PCC is delighted to welcome Dr. Marianne Leuzinger-Bohleber of the German Psychoanalytic Society as our featured speaker for a scientific meeting on Tuesday, October 17, 2017 from 7:30 to 9:30 pm at the PCC conference center. Dr. Leuzinger-Bohleber will offer her presentation, “The Richness of Contemporary Psychoanalytic Research: Epistemological and Methodological Remarks and Some Examples.”

It is well known that Freud hoped that the time would come in which the insights of psychoanalysis based on pure psychological, clinical-empirical methods of observation could also be “objectively” examined with the “hard” methods of natural science. German sociologist and philosopher Jürgen Habermas, writing in 1968, strongly disagreed with this idea and called Freud’s longing the “scientistic misunderstanding” of psychoanalysis. Habermas said that a distinction should be made between human sciences that have an emancipatory interest in insight characteristic of psychoanalysis (“Humanwissenschaft”) and natural sciences that have a technical interest that is more in line with behavioral and positivistic approaches (“Wissenschaft”)This distinction was embraced by a whole generation of psychoanalysts and was at its zenith in the 1970’s and 1980’s. During this period, empirical and especially quantitative research in psychoanalysis and the dialogue with the natural sciences were considered by many to be naïve and not fitting for psychoanalysis, even to the point of being harmful.

However, in the past 30 years, the zeitgeist has changed in many countries, including the United States and western European countries. There has been a paradigm shift to “evidence-based medicine” as well as to medical guidelines governing mental health treatment. As a result, there has been a growing impression that there is only one form of legitimate research for psychoanalysis, namely empirical-quantitative research. This is, by closer inspection, a strange re-occurrence of an outdated and problematic idea of a “unified science” (“Einheitswissenschaft”), an unconscious simplification of the complexities of research which also involves certain dangers for psychoanalysis.

As the co-editor and co-chair of the IPA’s Open Door Review of Outcome and Process Studies in Psychoanalysis (3rd edition, 2015), Dr. Leuzinger-Bohleber is highly knowledgeable about the various approaches that have been used in recent psychoanalytic research. In this presentation, she will make a plea for the creative use of a broad spectrum of research strategies, both quantitative and qualitative. Using a diagram of clinical and extra-clinical research in psychoanalysis, she will identify the different strategies that can be utilized. In addition, she will offer several examples from her own ongoing psychoanalytical research projects.
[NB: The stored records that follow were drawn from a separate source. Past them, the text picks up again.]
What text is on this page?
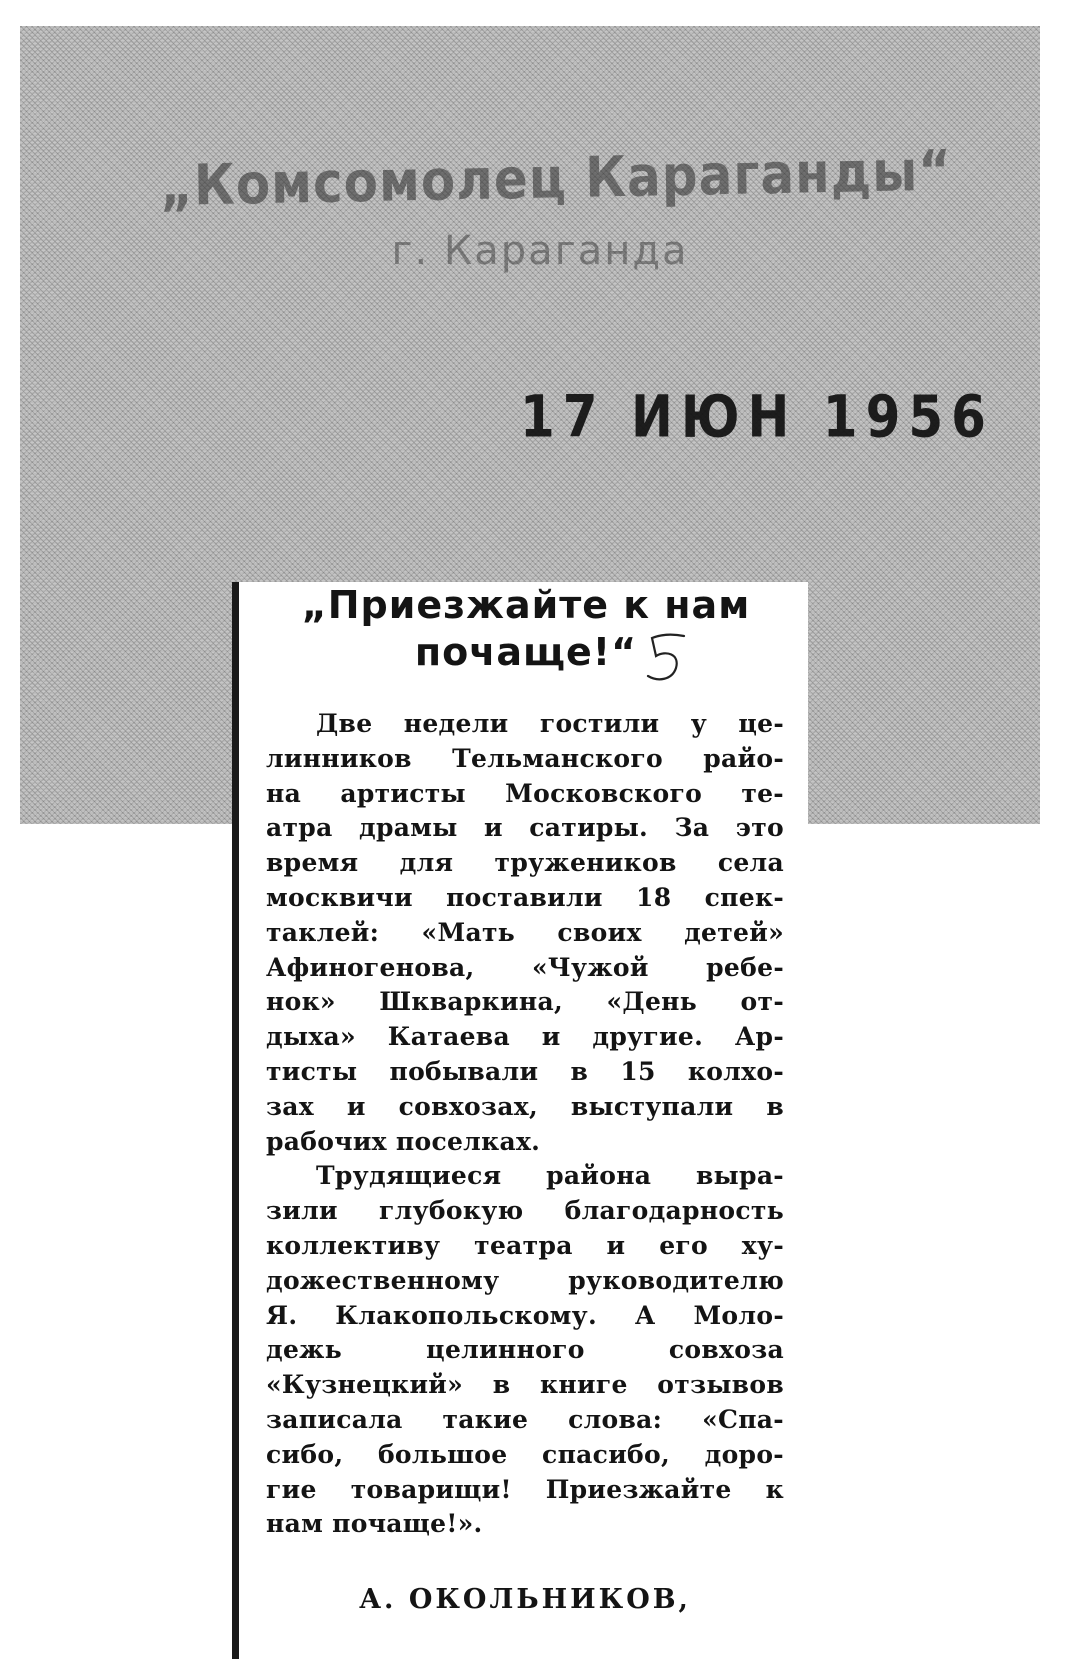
„Комсомолец Караганды“
г. Караганда
17 ИЮН 1956
„Приезжайте к нам
почаще!“
Две недели гостили у це-
линников Тельманского райо-
на артисты Московского те-
атра драмы и сатиры. За это
время для тружеников села
москвичи поставили 18 спек-
таклей: «Мать своих детей»
Афиногенова, «Чужой ребе-
нок» Шкваркина, «День от-
дыха» Катаева и другие. Ар-
тисты побывали в 15 колхо-
зах и совхозах, выступали в
рабочих поселках.
Трудящиеся района выра-
зили глубокую благодарность
коллективу театра и его ху-
дожественному руководителю
Я. Клакопольскому. А Моло-
дежь целинного совхоза
«Кузнецкий» в книге отзывов
записала такие слова: «Спа-
сибо, большое спасибо, доро-
гие товарищи! Приезжайте к
нам почаще!».
А. ОКОЛЬНИКОВ,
By way of introduction, let me share with you that Marianne Leuzinger-Bohleber, Ph.D. is the former director in charge  of the Sigmund-Freud-Institute in Frankfurt a.M., Germany (2001-2016) and professor emeritus for psychoanalysis at the University of Kassel. She is training and supervision analyst of the German Psychoanalytical Association and former member of the Swiss Psychoanalytical Society. From 2001-2009, she served as  Chair of the IPA’s Research Subcommittee for Conceptual Research and, since 2009 , she has served as Vice Chair for Europe of the Research Board for the IPA. She is engaged in the editorial board of several journals. In 2016, she received the IPA’s prestigious Mary Sigourney Award.

Dr. Leuzinger-Bohleber attempts to integrate clinical and extra-clinical research in psychoanalysis. Additional research fields are psychoanalytical developmental research, prevention studies, interdisciplinary dialogue between psychoanalysis and literature, educational sciences and the neurosciences. She has published  numerous articles and authored or edited 50 books. Currently she is responsible for several large research projects including the multi-centric LAC Depression study (comparing the efficacy of psychoanalytic and cognitive behavioral interventions); the EVA Study (evaluation of psychoanalytic prevention projects for “children- at-risk”); FIRST STEPS (a prevention project for migrant families); and STEP-BY-STEP (a pilot project for supporting refugees in a first arrival institution).

As PCC’s continuing education chair, I had the pleasure of hearing Dr. Leuzinger-Bohleber present her work at a pre-conference workshop at the IPA’s 2015 Congress in Boston, designed specifically for the scientific program chairs of societies around the world. She is an outstanding, clear, and passionate speaker, and it is a personal pleasure to bring her to PCC. This visit is coordinated with her trip to the San Francisco Center for Psychoanalysis where she will receive the Haskell Norman Prize for Excellence in Psychoanalysis.